I’m trying to understand how Workflow.sleep works/implemented internally, and how Temporal wakes up slept workflow on scheduled time (or after certain sleeping period). It seems to me that Temporal has some sort of scheduler/tick system built-in to achieve that ?
Say if we have thousands/millions of sleeping workflows that scheduled to be wake up at same time, can Temporal handle such cases ? e.g. a simple workflow
function workflow () {
Workflow.sleep('2022-10-09T22:09:59Z' - current_time)
doSth()
}
Also wanna hear about your opinion on use Temporal versus Common Distributed Scheduler for such simple scheduling tasks.
Internally Temporal relies on durable timer queue abstraction. So all these sleeping workflows are going to have a task scheduled to be delivered at that timestamp.

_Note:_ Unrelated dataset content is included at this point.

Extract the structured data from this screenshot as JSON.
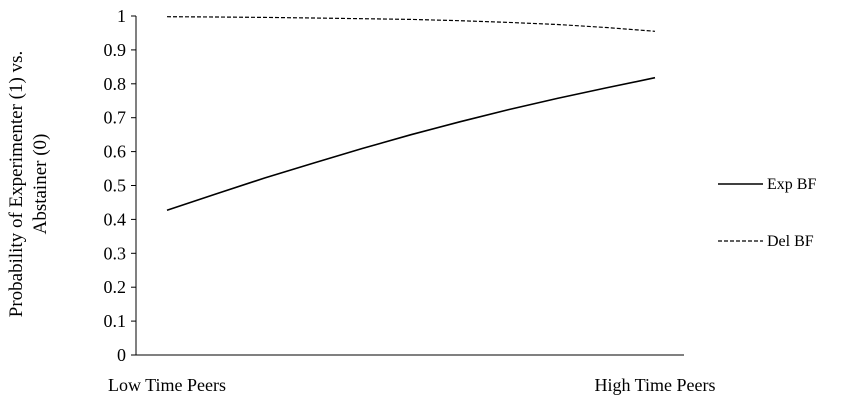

When time comes the task is delivered, the appropriate workflow is updated with “TimerFired” event, a workflow task is put into workflow task queue. Then your workflow worker are going to pick it up, recover workflow to its last state and execute doSth() operation.

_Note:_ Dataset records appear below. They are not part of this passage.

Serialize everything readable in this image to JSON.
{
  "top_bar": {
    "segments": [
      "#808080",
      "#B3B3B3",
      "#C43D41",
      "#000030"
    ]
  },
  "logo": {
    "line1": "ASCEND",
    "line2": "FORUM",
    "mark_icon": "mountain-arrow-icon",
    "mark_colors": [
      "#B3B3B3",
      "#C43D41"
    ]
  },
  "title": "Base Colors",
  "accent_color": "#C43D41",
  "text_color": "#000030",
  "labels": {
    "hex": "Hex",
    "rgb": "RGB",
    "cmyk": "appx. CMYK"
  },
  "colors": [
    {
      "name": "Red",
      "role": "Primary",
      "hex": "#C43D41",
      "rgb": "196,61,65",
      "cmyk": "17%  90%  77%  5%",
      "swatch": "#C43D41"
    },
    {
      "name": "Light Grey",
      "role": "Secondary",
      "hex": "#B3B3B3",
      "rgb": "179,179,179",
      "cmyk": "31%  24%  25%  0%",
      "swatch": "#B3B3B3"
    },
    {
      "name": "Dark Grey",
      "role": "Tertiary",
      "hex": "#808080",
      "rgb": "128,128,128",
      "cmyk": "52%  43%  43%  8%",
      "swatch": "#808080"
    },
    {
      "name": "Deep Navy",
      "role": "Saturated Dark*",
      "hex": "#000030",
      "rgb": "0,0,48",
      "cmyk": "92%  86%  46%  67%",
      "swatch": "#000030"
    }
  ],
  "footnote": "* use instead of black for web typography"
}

The only problem with scheduling a very large number of workflows to wake up simultaneously is that other namespaces hosted by the same cluster might experience a slowdown in task processing while these millions of timers are executed. In this case, we recommend to jit them to some reasonable period of time (let’s say to fire during a 15-minute window). If your cluster is not multi-tenant then I don’t see any issues.
Thanks for the explaining all the details. Just curious, are there any concerns (scaling issues) if those durable timers last for months or even years ?
It is not about how many timers, but the disk space that all the open workflows consume. So if the DB disk is provisioned correctly there shouldn’t be an issue.
I see for every workflow.sleep there is a thread spawned - workflow-method-workflow_id* . Will it cause resource starvation if I schedule large number of future workflows ?
Hi @maxim , in my case seems it causing issue not sure cache is getting clear or not but around 67% thread in on waiting state and mostly are thread that spawned by workflow.sleep().
So when we are starting application initial 30 minute the processing rate is 4 to 5k workflow per per minute and similarly i’m able to push workflow at same rate, but after that it is decrease to 500 to 650 per minute only, i’m using Kafka stream to start the workflow. Cassandra performance was similar, when we reached to 5k around 600 thread was in waiting state and heap was reaching to 800mb when i am using 20 thread to start workflow
.
There are many reasons for this application slowdown. For example, not having enough threads given to activities. I don’t think workflow caching is the cause.